Now that is an interesting comment, Catnip. And thank you for the compliment.
It isn't that I don't want to look "pretty" (although I don't aim for it, I don't go out of my way to avoid it) - it's that I want to look attractive TO ME. I spent so many years beating myself up for being so far from an acceptable standard of beauty - tall, thin, blonde - that the pursuit of conventional attractiveness no longer interests me.

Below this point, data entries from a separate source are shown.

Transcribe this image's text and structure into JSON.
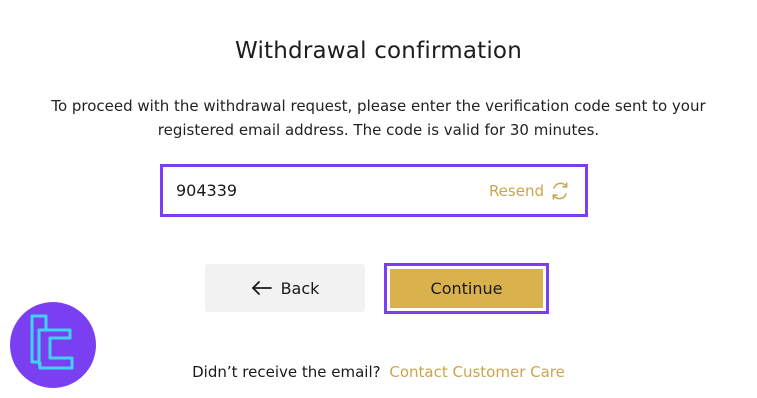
{
  "page": {
    "title": "Withdrawal confirmation",
    "description": "To proceed with the withdrawal request, please enter the verification code sent to your registered email address. The code is valid for 30 minutes."
  },
  "code_field": {
    "value": "904339",
    "resend_label": "Resend",
    "resend_icon": "refresh-icon"
  },
  "actions": {
    "back_label": "Back",
    "back_icon": "arrow-left-icon",
    "continue_label": "Continue"
  },
  "footer": {
    "prompt": "Didn’t receive the email?",
    "link": "Contact Customer Care"
  },
  "colors": {
    "accent_gold": "#d9b24e",
    "link_gold": "#c9a64d",
    "highlight_purple": "#7b3ff2"
  }
}
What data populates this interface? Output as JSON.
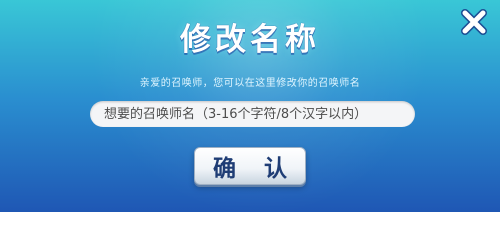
{
  "dialog": {
    "title": "修改名称",
    "subtitle": "亲爱的召唤师，您可以在这里修改你的召唤师名",
    "input": {
      "value": "",
      "placeholder": "想要的召唤师名（3-16个字符/8个汉字以内）"
    },
    "confirm_label": "确 认",
    "close_icon": "close-icon"
  },
  "colors": {
    "background_top": "#39c7d6",
    "background_bottom": "#1f57b4",
    "button_text": "#1f3d75"
  }
}
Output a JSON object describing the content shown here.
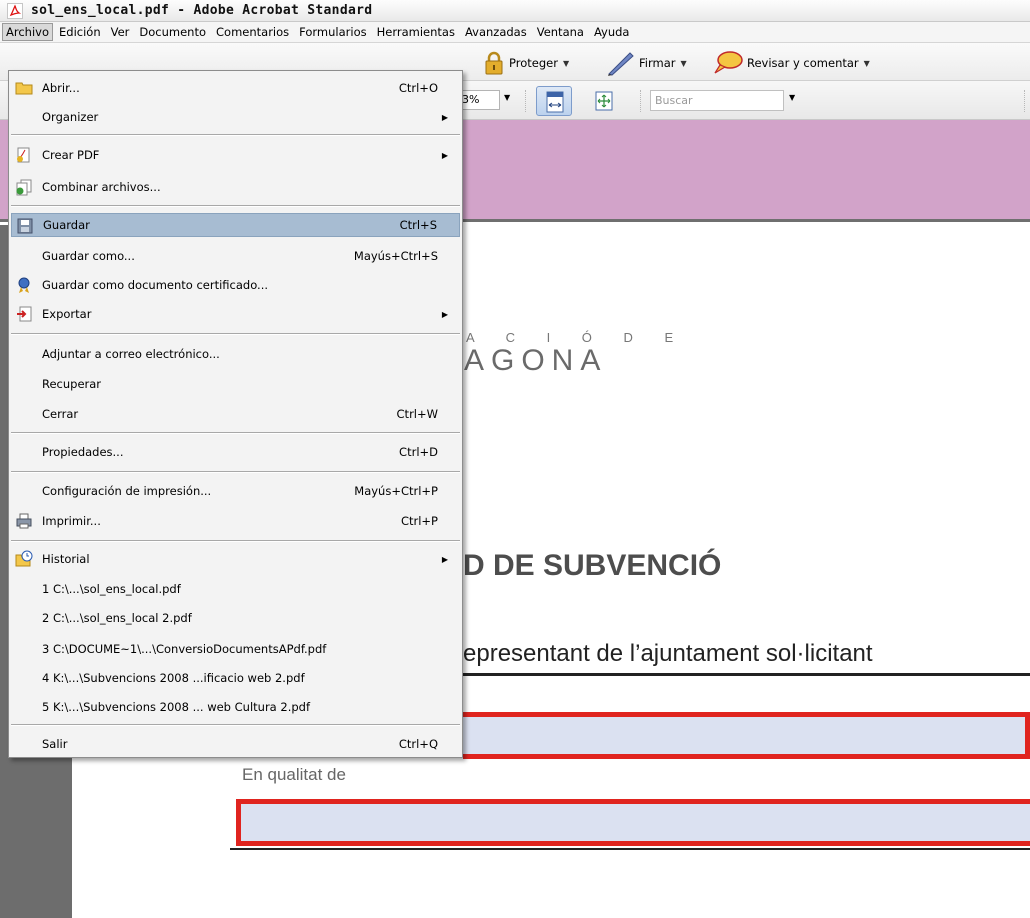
{
  "window": {
    "title": "sol_ens_local.pdf - Adobe Acrobat Standard"
  },
  "menubar": {
    "items": [
      "Archivo",
      "Edición",
      "Ver",
      "Documento",
      "Comentarios",
      "Formularios",
      "Herramientas",
      "Avanzadas",
      "Ventana",
      "Ayuda"
    ],
    "active": "Archivo"
  },
  "toolbar": {
    "proteger": "Proteger",
    "firmar": "Firmar",
    "revisar": "Revisar y comentar",
    "zoom": "3%",
    "search_placeholder": "Buscar"
  },
  "file_menu": {
    "items": [
      {
        "label": "Abrir...",
        "shortcut": "Ctrl+O",
        "icon": "folder-icon"
      },
      {
        "label": "Organizer",
        "submenu": true
      },
      {
        "label": "Crear PDF",
        "submenu": true,
        "icon": "create-pdf-icon"
      },
      {
        "label": "Combinar archivos...",
        "icon": "combine-files-icon"
      },
      {
        "label": "Guardar",
        "shortcut": "Ctrl+S",
        "icon": "save-disk-icon",
        "highlighted": true
      },
      {
        "label": "Guardar como...",
        "shortcut": "Mayús+Ctrl+S"
      },
      {
        "label": "Guardar como documento certificado...",
        "icon": "certified-ribbon-icon"
      },
      {
        "label": "Exportar",
        "submenu": true,
        "icon": "export-icon"
      },
      {
        "label": "Adjuntar a correo electrónico..."
      },
      {
        "label": "Recuperar"
      },
      {
        "label": "Cerrar",
        "shortcut": "Ctrl+W"
      },
      {
        "label": "Propiedades...",
        "shortcut": "Ctrl+D"
      },
      {
        "label": "Configuración de impresión...",
        "shortcut": "Mayús+Ctrl+P"
      },
      {
        "label": "Imprimir...",
        "shortcut": "Ctrl+P",
        "icon": "printer-icon"
      },
      {
        "label": "Historial",
        "submenu": true,
        "icon": "history-icon"
      },
      {
        "label": "1 C:\\...\\sol_ens_local.pdf"
      },
      {
        "label": "2 C:\\...\\sol_ens_local 2.pdf"
      },
      {
        "label": "3 C:\\DOCUME~1\\...\\ConversioDocumentsAPdf.pdf"
      },
      {
        "label": "4 K:\\...\\Subvencions 2008 ...ificacio web 2.pdf"
      },
      {
        "label": "5 K:\\...\\Subvencions 2008 ... web Cultura 2.pdf"
      },
      {
        "label": "Salir",
        "shortcut": "Ctrl+Q"
      }
    ],
    "submenu_arrow": "▶"
  },
  "document": {
    "logo_line1": "A C I Ó   D E",
    "logo_line2": "AGONA",
    "heading": "D DE SUBVENCIÓ",
    "line1": "epresentant de l’ajuntament sol·licitant",
    "label": "En qualitat de"
  },
  "colors": {
    "highlight": "#a7bcd2",
    "pink_bar": "#d2a3c9",
    "field_border": "#e0241f",
    "field_fill": "#dbe1f1"
  }
}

Part of it is that I want to celebrate being different and happy about it at last. After all, I am nearly 50, married to a man who has known for 20 years that if he gives me money to buy something cute, I will probably come back with boyfriend jeans. It has never been in me to be girly or feminine or graceful. I'm small and Asian, two descriptors people already associate with those qualities, and I enjoy challenging their assumptions. And I admire those graces in others, much as I can admire other forum members' styles without feeling that my own different choices are therefore inadequate or unfab.
One thing this forum has taught me is that there are so many ways to be beautiful and stylish. I look at Jimmy Choos and see nothing. But someone here will transform those shoes into a look I can adore. Anna has often stated that she has chosen to be "interesting" in her style, and I Iove that about her, although having met her, I can vouch that she is lovely and could sport a more conventional beauty and style if she chose.
Wow, who knew a tee could invoke so much contemplation and navel-gazing!